The CIA sent 4 operators on a spy mission targeting China. None came back - cwwc
https://news.yahoo.com/the-cia-sent-a-team-of-four-operators-on-a-spy-mission-targeting-china-none-came-back-090041816.html
======
themodelplumber
Wow, this article seems oddly detailed regarding CIA structure? It was an
interesting read.

So, this disaster (back in 2008) basically made underwater ROVs look like the
answer everyone could have guessed they were. Incompetent management at SAD
(SAC) (lol?) basically did their/his incompetent job by forcing unprepared
staff into the middle of a tropical storm, where they sadly disappeared, and
thus helped ensure that humans were further distanced from missions with such
parameters in the future.

> Deployed from the small ship, the two divers would emplace a “pod” disguised
> as a rock and stuffed with classified technology just beneath the surface of
> the waves. It would then passively monitor electronic signals of Chinese
> naval ships.

OK, so it's just about placing a device on one island.
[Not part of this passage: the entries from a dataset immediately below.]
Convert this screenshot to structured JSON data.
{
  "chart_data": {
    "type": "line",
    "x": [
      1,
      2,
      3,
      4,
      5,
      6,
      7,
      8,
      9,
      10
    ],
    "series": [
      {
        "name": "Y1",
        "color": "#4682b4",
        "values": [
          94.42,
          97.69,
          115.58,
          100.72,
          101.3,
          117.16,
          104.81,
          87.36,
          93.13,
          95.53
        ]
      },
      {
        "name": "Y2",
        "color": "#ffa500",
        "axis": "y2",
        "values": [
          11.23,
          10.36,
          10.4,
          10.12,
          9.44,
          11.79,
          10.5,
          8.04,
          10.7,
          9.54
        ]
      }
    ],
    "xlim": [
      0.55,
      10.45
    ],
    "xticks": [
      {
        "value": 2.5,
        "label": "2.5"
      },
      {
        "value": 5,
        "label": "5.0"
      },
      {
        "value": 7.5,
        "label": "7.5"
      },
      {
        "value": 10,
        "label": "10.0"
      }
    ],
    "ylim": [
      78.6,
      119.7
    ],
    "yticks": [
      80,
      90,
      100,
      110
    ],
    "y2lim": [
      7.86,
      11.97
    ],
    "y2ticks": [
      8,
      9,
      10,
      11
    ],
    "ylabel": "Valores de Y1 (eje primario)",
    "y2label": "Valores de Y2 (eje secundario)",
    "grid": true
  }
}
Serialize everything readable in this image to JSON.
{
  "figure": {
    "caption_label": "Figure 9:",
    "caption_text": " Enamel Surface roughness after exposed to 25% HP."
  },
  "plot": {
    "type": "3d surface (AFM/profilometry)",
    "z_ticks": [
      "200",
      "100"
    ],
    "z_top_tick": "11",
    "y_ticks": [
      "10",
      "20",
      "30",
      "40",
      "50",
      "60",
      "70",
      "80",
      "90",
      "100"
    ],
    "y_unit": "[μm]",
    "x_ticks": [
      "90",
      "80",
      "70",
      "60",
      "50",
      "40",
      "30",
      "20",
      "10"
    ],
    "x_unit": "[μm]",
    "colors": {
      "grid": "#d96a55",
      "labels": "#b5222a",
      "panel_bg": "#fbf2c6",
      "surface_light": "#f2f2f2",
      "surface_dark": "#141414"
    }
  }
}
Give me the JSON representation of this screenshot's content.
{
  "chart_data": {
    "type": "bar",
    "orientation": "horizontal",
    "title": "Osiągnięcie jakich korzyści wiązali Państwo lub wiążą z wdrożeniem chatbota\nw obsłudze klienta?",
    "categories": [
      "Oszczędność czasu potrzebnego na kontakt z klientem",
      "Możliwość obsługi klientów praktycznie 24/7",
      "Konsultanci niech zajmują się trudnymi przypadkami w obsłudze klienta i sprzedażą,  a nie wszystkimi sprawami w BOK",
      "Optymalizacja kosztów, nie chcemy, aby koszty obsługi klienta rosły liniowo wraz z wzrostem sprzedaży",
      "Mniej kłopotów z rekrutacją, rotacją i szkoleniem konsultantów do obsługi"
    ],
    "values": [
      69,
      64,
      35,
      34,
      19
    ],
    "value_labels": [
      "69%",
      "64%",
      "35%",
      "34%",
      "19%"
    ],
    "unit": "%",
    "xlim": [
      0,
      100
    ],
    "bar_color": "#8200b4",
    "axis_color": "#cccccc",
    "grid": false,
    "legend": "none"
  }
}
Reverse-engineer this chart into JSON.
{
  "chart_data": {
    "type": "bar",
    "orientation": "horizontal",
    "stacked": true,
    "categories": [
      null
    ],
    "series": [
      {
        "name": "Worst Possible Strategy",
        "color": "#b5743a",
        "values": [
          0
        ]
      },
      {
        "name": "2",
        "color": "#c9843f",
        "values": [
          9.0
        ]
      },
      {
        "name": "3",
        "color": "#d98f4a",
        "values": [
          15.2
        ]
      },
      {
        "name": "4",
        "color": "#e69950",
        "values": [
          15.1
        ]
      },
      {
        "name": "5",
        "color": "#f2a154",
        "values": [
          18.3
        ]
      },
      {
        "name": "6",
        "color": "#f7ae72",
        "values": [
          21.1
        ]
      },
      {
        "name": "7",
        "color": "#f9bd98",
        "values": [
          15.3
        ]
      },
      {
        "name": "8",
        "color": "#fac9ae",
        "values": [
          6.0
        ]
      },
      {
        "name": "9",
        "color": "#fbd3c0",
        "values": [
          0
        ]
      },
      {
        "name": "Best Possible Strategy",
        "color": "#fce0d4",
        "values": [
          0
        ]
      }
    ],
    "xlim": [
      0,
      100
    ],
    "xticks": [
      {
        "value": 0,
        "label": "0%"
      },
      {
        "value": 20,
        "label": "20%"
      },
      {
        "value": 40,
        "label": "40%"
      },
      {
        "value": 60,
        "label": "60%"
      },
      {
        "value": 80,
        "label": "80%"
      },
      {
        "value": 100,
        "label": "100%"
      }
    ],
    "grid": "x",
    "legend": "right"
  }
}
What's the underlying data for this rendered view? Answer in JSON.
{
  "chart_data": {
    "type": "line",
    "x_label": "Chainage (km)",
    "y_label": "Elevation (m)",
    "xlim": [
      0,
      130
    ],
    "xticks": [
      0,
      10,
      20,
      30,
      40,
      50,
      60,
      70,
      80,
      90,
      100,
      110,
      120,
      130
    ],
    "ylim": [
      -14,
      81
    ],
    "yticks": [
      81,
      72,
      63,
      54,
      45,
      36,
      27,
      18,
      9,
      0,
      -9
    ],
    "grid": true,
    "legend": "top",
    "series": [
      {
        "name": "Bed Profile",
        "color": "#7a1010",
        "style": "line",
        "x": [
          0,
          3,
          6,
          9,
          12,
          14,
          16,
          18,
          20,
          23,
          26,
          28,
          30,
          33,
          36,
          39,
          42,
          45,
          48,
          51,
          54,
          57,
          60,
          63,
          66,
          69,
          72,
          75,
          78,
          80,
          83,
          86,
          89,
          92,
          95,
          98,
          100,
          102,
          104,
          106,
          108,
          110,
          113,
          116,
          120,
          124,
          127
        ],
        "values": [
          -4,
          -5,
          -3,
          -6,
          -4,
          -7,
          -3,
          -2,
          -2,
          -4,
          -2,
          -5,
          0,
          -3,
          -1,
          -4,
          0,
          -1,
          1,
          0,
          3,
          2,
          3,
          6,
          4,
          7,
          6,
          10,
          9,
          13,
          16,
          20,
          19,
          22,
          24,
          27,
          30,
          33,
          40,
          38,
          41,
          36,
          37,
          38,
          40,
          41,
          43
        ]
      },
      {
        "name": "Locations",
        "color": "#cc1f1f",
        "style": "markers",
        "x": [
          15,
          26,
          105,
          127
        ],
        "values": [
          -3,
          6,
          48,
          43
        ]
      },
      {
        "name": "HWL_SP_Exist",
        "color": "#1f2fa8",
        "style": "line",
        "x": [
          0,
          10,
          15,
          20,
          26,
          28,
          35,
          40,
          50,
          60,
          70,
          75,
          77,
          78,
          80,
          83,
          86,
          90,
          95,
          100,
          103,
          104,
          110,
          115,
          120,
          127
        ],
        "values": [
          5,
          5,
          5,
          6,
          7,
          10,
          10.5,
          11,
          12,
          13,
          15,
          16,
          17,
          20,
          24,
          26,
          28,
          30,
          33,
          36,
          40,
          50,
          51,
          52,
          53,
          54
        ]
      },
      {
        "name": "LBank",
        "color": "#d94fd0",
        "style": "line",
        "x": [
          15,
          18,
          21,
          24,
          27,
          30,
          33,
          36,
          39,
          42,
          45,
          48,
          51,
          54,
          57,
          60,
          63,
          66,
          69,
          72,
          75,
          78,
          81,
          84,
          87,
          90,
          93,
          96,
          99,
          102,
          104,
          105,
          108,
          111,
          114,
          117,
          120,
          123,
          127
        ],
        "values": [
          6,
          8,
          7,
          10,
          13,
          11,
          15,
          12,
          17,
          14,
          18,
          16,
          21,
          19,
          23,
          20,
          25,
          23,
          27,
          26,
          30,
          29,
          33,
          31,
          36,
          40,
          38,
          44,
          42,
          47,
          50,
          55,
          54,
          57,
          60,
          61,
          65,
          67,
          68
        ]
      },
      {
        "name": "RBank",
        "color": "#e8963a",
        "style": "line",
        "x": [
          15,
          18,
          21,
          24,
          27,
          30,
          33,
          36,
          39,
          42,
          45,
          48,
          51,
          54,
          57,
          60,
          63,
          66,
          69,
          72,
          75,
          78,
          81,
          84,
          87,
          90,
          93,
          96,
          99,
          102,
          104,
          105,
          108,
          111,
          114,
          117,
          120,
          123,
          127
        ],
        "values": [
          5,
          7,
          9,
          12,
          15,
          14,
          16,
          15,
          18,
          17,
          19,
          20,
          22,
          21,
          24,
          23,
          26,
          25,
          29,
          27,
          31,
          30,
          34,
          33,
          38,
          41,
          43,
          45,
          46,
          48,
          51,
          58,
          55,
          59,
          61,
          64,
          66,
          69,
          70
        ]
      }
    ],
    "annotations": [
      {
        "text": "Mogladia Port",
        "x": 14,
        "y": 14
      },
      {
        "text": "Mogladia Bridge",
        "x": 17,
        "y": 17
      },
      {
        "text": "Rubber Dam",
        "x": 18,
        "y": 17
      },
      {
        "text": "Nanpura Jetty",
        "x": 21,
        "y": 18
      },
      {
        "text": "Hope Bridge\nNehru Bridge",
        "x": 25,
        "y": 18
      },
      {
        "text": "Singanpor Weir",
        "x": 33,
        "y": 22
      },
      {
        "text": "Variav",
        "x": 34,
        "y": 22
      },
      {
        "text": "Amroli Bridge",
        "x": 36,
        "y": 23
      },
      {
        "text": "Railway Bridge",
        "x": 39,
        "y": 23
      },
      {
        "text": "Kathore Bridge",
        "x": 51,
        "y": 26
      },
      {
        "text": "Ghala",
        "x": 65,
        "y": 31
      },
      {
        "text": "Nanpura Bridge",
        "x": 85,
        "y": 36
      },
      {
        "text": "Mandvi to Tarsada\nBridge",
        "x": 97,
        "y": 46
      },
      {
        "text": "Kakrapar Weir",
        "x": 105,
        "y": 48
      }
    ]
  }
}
> The mission wasn’t just about placing a device on one island, it was a proof
> of concept that would demonstrate the continued relevance of the CIA’s
> Maritime Branch.

...but the mission to place the device on one island _was_ where all these
hopes had been pinned? This part wasn't super clear. But yikes if so.

> The CIA’s Maritime Branch was essentially in competition with the Navy, and
> this mission would help prove its worth.

Phew. I don't envy them this position. SAD (SAC) is like an entire armed
forces structure on its own. It's probably easy for the Navy to laugh and
claim redundancy. Though looking back to e.g. Vietnam, the deniability for the
USG may seem worth the exchange for a little bit of annoying overlap.

I do wonder if people in CIG think they belong in a different organizational
structure entirely...imagine running disinformation and propaganda, largely
mental games compared to the very physical SOG, fully laden with Delta, SEALs,
Russian helicopters, etc.